Debería haberme puesto a estudiar hace rato. Hace días, al menos hace algunas horas. No lo hice. Llego el domingo a la noche y puse el dvd entero de Los Piojos para que suene algo de fondo que intente opacar lo que mi cerebro sigue empeñándose en gritarme. En un momento todo se termina tornando en una especie de discusión de tercos donde todos gritan al mismo tiempo. Colapso. Es bastante lógico que tantas cosas en tan poco tiempo me provoquen cortocircuito. Creo que también puse el volumen fuerte para hacer como si no estuviera tan sola. El silencio pega durísimo, sobretodo los domingos a la noche.
Y pienso que te extraño un poco (a vos o al tiempo que pasábamos charlando de todo un poco). Y pienso que mi celular está demasiado callado, y que me llenas de bronca también.
Y que no se que pensar de tanto asco que a veces me provocas. Que ojalá te quedes solo y mires tu muñeca, y ahí me tengas a mí, a esa pulsera que te regale (sin saberlo) la primera noche que supiste mi nombre. Y te acuerdes de algunas risas que soltamos juntos cuando todo parecía ir bien, cuando sin conocernos nos decíamos entre lineas que ninguno de los dos se iba a aburrir del otro.

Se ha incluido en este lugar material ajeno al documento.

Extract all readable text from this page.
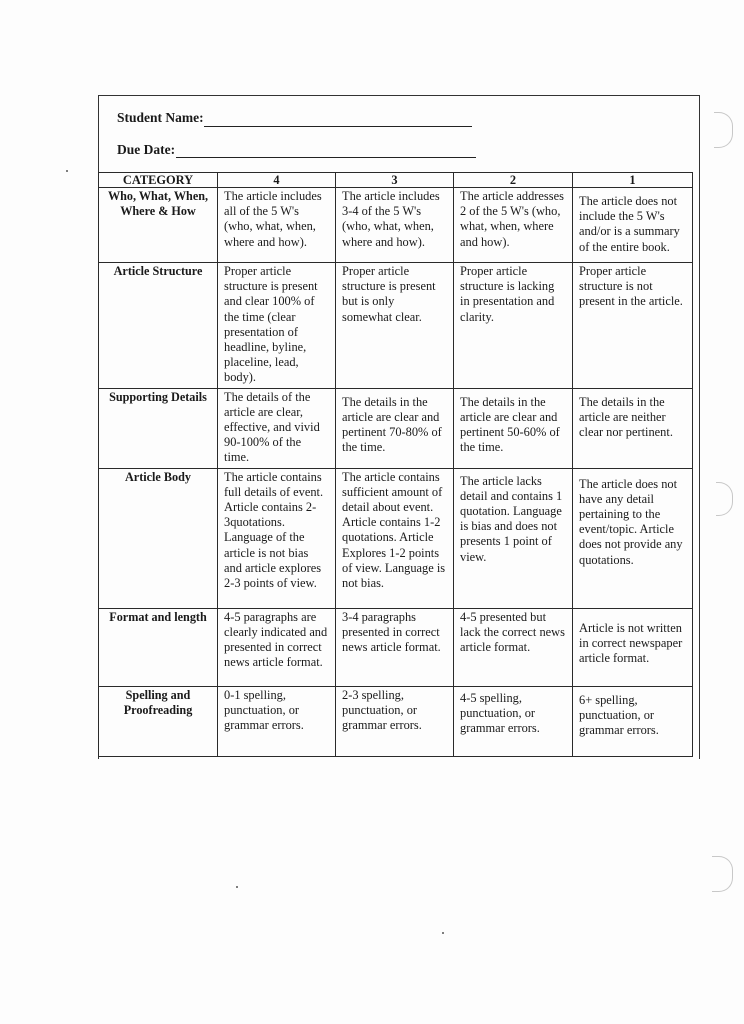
Student Name:
Due Date:
CATEGORY	4	3	2	1
Who, What, When, Where & How	The article includes all of the 5 W's (who, what, when, where and how).	The article includes 3-4 of the 5 W's (who, what, when, where and how).	The article addresses 2 of the 5 W's (who, what, when, where and how).	The article does not include the 5 W's and/or is a summary of the entire book.
Article Structure	Proper article structure is present and clear 100% of the time (clear presentation of headline, byline, placeline, lead, body).	Proper article structure is present but is only somewhat clear.	Proper article structure is lacking in presentation and clarity.	Proper article structure is not present in the article.
Supporting Details	The details of the article are clear, effective, and vivid 90-100% of the time.	The details in the article are clear and pertinent 70-80% of the time.	The details in the article are clear and pertinent 50-60% of the time.	The details in the article are neither clear nor pertinent.
Article Body	The article contains full details of event. Article contains 2-3quotations. Language of the article is not bias and article explores 2-3 points of view.	The article contains sufficient amount of detail about event. Article contains 1-2 quotations. Article Explores 1-2 points of view. Language is not bias.	The article lacks detail and contains 1 quotation. Language is bias and does not presents 1 point of view.	The article does not have any detail pertaining to the event/topic. Article does not provide any quotations.
Format and length	4-5 paragraphs are clearly indicated and presented in correct news article format.	3-4 paragraphs presented in correct news article format.	4-5 presented but lack the correct news article format.	Article is not written in correct newspaper article format.
Spelling and Proofreading	0-1 spelling, punctuation, or grammar errors.	2-3 spelling, punctuation, or grammar errors.	4-5 spelling, punctuation, or grammar errors.	6+ spelling, punctuation, or grammar errors.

Y ahí es donde en mí aparece ese "te lo dije" preguntándome "¿Otra vez?, ¿En serio?", y todas esas cosas que re-confirman que no aprendo más.
Ayer borré todos tus mensajes de la casilla de entrada, todos, como para convencerme de que todo esta bien sin vos y que hacer borrón y cuenta nueva es super fácil. Ahora ya no tengo con qué fabricarme mambos los domingos de insomnio.